In Jesus’ exchange with the Samaritan woman in the Gospel of John, he tells her: “salvation is from the Jews” (John 4:22). The Church affirms that Christ’s rootedness in the Jewish people signifies that salvation indeed has come from the Jews. The teaching of the Second Vatican Council on the Jewish people and the successive teaching in article 4 of the Declaration Nostra Aetate (NA) insists that the relationship with the Jewish people, the constant reference to the Scriptures of Israel (the Old Testament) and familiarity with Israel’s traditions are essential elements in getting to know Jesus of Nazareth, proclaimed by Christians as Messiah, Son of God and Savior of the world. The Church indeed affirms with Jesus that salvation is from the Jews. A much more sensitive question concerns from where does the salvation of the Jews come?
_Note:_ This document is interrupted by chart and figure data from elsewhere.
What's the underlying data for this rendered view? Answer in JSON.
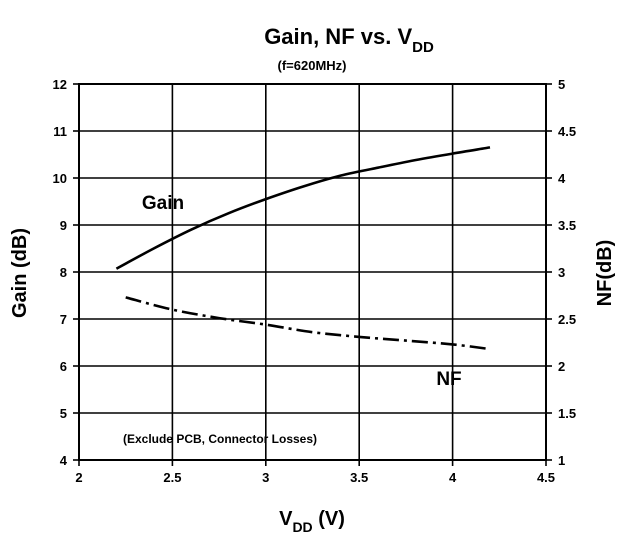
{
  "chart_data": {
    "type": "line",
    "title": "Gain, NF vs. V",
    "title_subscript": "DD",
    "subtitle": "(f=620MHz)",
    "xlabel": "V",
    "xlabel_subscript": "DD",
    "xlabel_unit": " (V)",
    "ylabel_left": "Gain (dB)",
    "ylabel_right": "NF(dB)",
    "xlim": [
      2,
      4.5
    ],
    "ylim_left": [
      4,
      12
    ],
    "ylim_right": [
      1,
      5
    ],
    "x_ticks": [
      "2",
      "2.5",
      "3",
      "3.5",
      "4",
      "4.5"
    ],
    "y_left_ticks": [
      "4",
      "5",
      "6",
      "7",
      "8",
      "9",
      "10",
      "11",
      "12"
    ],
    "y_right_ticks": [
      "1",
      "1.5",
      "2",
      "2.5",
      "3",
      "3.5",
      "4",
      "4.5",
      "5"
    ],
    "grid": true,
    "annotation": "(Exclude PCB, Connector Losses)",
    "series": [
      {
        "name": "Gain",
        "axis": "left",
        "style": "solid",
        "color": "#000000",
        "x": [
          2.2,
          2.4,
          2.6,
          2.8,
          3.0,
          3.2,
          3.4,
          3.6,
          3.8,
          4.0,
          4.2
        ],
        "y": [
          8.07,
          8.5,
          8.9,
          9.25,
          9.55,
          9.82,
          10.05,
          10.22,
          10.38,
          10.52,
          10.65
        ]
      },
      {
        "name": "NF",
        "axis": "right",
        "style": "dashdot",
        "color": "#000000",
        "x": [
          2.25,
          2.5,
          2.75,
          3.0,
          3.25,
          3.5,
          3.75,
          4.0,
          4.2
        ],
        "y": [
          2.73,
          2.6,
          2.51,
          2.44,
          2.36,
          2.31,
          2.27,
          2.23,
          2.18
        ]
      }
    ]
  }
}
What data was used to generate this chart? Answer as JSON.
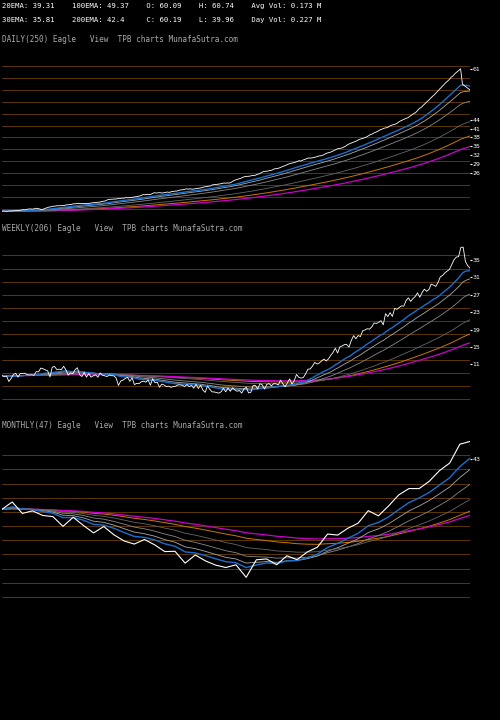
{
  "bg_color": "#000000",
  "text_color": "#ffffff",
  "label_color": "#aaaaaa",
  "header_line1": "20EMA: 39.31    100EMA: 49.37    O: 60.09    H: 60.74    Avg Vol: 0.173 M",
  "header_line2": "30EMA: 35.81    200EMA: 42.4     C: 60.19    L: 39.96    Day Vol: 0.227 M",
  "panel_labels": [
    "DAILY(250) Eagle   View  TPB charts MunafaSutra.com",
    "WEEKLY(206) Eagle   View  TPB charts MunafaSutra.com",
    "MONTHLY(47) Eagle   View  TPB charts MunafaSutra.com"
  ],
  "orange_color": "#cc7700",
  "blue_color": "#1a6fce",
  "magenta_color": "#cc00cc",
  "white_color": "#ffffff",
  "gray1_color": "#888888",
  "gray2_color": "#666666",
  "gray3_color": "#aaaaaa",
  "daily_yticks": [
    61,
    44,
    41,
    38,
    35,
    32,
    29,
    26
  ],
  "weekly_yticks": [
    35,
    31,
    27,
    23,
    19,
    15,
    11
  ],
  "monthly_ytick": 43
}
The stance of the Church toward the Jews
The Declaration Nostra Aetate affirmed that the Church must proclaim Jesus as Messiah, Son of God and Savior in its first paragraph: “Indeed, (the Church) proclaims, and ever must proclaim Christ ‘the way, the truth, and the life’ (John 14:6), in whom men may find the fullness of religious life, in whom God has reconciled all things to Himself.”
The document, published by the Commission of the Holy See for Religious Relations with the Jews for the celebration of the 50th anniversary of Nostra Aetate, reaffirmed this principle of Christian mission but recognized the complexity of this task within the relationship with the Jews. “Another focus for Catholics must continue to be the highly complex theological question of how Christian belief in the universal salvific significance of Jesus Christ can be combined in a coherent way with the equally clear statement of faith in the never-revoked covenant of God with Israel. It is the belief of the Church that Christ is the Savior for all. There cannot be two ways of salvation.”
The affirmation that Christ is the unique Savior makes many Jews uncomfortable, so uncomfortable sometimes that the great 20th century Jewish thinker, Abraham Joshua Heschel, commented “If I were asked either to convert or to die in Auschwitz, I’d rather go to Auschwitz.” Christians as disciples of Christ, who, according to their belief, was sent “to the Jew first and to the Greek also” (Rom 1:16), are called therefore to reflect on the apparent tension between a Christian commitment to preaching Christ as Savior of all and the engagement in respect for the Jews, dialogue and collaboration with them.